Today, the adoption of social media as a customer service channel has jumped to nearly 60 percent, according to research from Aberdeen Group. By the end of this year, that figure is expected to be 80 percent.
Social customer service is no longer an innovative risk, it’s something you’re expected to have. It’s no longer a discussion of “if” you should do social customer service, but “how.” Many companies might not be getting the “how” part right.
Here is the thing. If you build your social care program to be an independent entity, you will fail. Social media is not something that exists on its own, disconnected from the rest of the organization. Social customer care is not limited to marketing or customer service department, but is instead an enterprise-wide responsibility. Your customers don't care if they are talking to your service, sales or marketing department. All they want, and expect, is an amazing experience, no matter who they talk to and what channel they do it on.
Every single department plays a role in providing remarkable brand experience to every consumer they touch, and hence in retaining and acquiring customers and growing revenue.
Here are three reasons why your social customer care programs might not deliver results:
1. Different teams use different tools.
When you have multiple social media accounts on multiple social networks, customer-service related issues can come from anywhere. If you’re still managing things natively, you’ll miss these conversations entirely. If your company uses multiple disparate tools, things will fall through the cracks. It’s critical to get the right customer issues to the right team, which means you’ll need multiple departments working in the same environment. Upgrade to fuller, comprehensive software solutions.
2. Your approval processes are not optimized.
Depending on the industry and sensitivity of a message, up to dozen different departments can be involved. You need to find a way to optimize your approval process so that if there is a crisis, it doesn’t take you days to form a response. I recommend creating custom approval paths through a social management system that can map to your existing processes. If your legal team needs to see something, for example, they’ll get notifications within the platform and via email. This eliminates the need for word documents and spreadsheets. It also keeps messages in one environment, which will streamline and speed-up internal communication. And it provides detailed history and governance compliance.
3. Lack of integration across people, processes and technology.
The people interacting with your brand on social media are often the same ones interacting with your brand in real life. Uniting your social media platform with your traditional CRM system is necessary to link social profiles with customer information. This way, you’ll know that “John Doe” isn’t just someone posting on your Facebook page… he’s also a loyal customer.
Integrating with your content asset management systems is critical as well. Companies spend thousands of dollars producing content that only one or two departments use. If you provide assets to your content company-wide, you will not only increase engagement, but will unify brand message and decrease costs.
It’s also important to connect your social customer service with your paid social activities. The worst thing you can do when a customer complains about your products/services is to serve them with a promoted post. Unfortunately, this will happen if your paid efforts aren’t integrated with your day-to-day social media management platform. Integration across paid, earned and owned social media in one platform enables you to create automatic rules that prevent users who have raised complaints from being targeted with ads.
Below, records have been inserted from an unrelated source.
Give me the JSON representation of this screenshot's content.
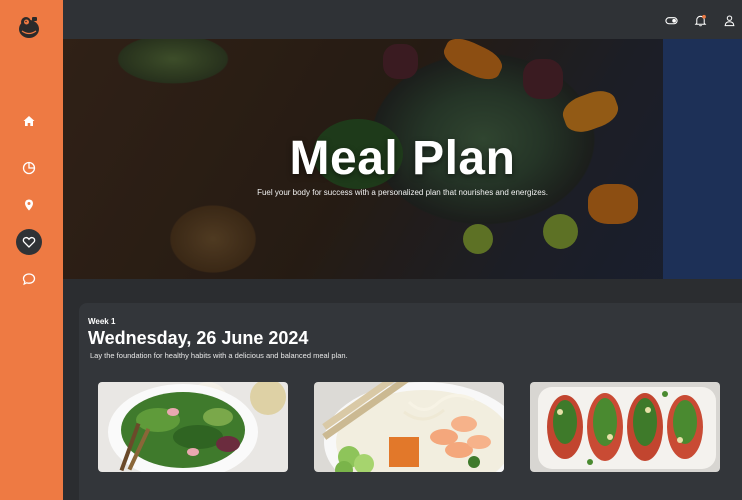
{
  "app": {
    "logo_icon": "gorilla-logo-icon",
    "accent": "#ee7a43",
    "dark": "#2f3236"
  },
  "sidebar": {
    "items": [
      {
        "name": "home",
        "icon": "home-icon",
        "active": false
      },
      {
        "name": "stats",
        "icon": "pie-chart-icon",
        "active": false
      },
      {
        "name": "location",
        "icon": "map-pin-icon",
        "active": false
      },
      {
        "name": "favorites",
        "icon": "heart-icon",
        "active": true
      },
      {
        "name": "messages",
        "icon": "chat-bubble-icon",
        "active": false
      }
    ]
  },
  "topbar": {
    "icons": [
      "toggle-icon",
      "bell-icon",
      "user-icon"
    ]
  },
  "hero": {
    "title": "Meal Plan",
    "subtitle": "Fuel your body for success with a personalized plan that nourishes and energizes."
  },
  "day": {
    "week": "Week 1",
    "date": "Wednesday, 26 June 2024",
    "description": "Lay the foundation for healthy habits with a delicious and balanced meal plan."
  },
  "meals": [
    {
      "image": "green-salad"
    },
    {
      "image": "shrimp-noodle-bowl"
    },
    {
      "image": "stuffed-salmon-platter"
    }
  ]
}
Social customer service is something that should live beyond your customer service team – even beyond your social media team. Every department is connected to the customer experience, and thus has a customer service responsibility. The other part to this argument is that every department now has a customer. Your public relations team, for example, might consider news outlets a customer. To your human resources team, employees might be the customer. Every department has a customer to whom they owe a positive brand experience across the board and at every brand touchpoint.
This seamless brand experience is only possible when you optimize your internal processes and break down the walls that separate departments. It’s only possible when you make customer experiences a company-wide mission.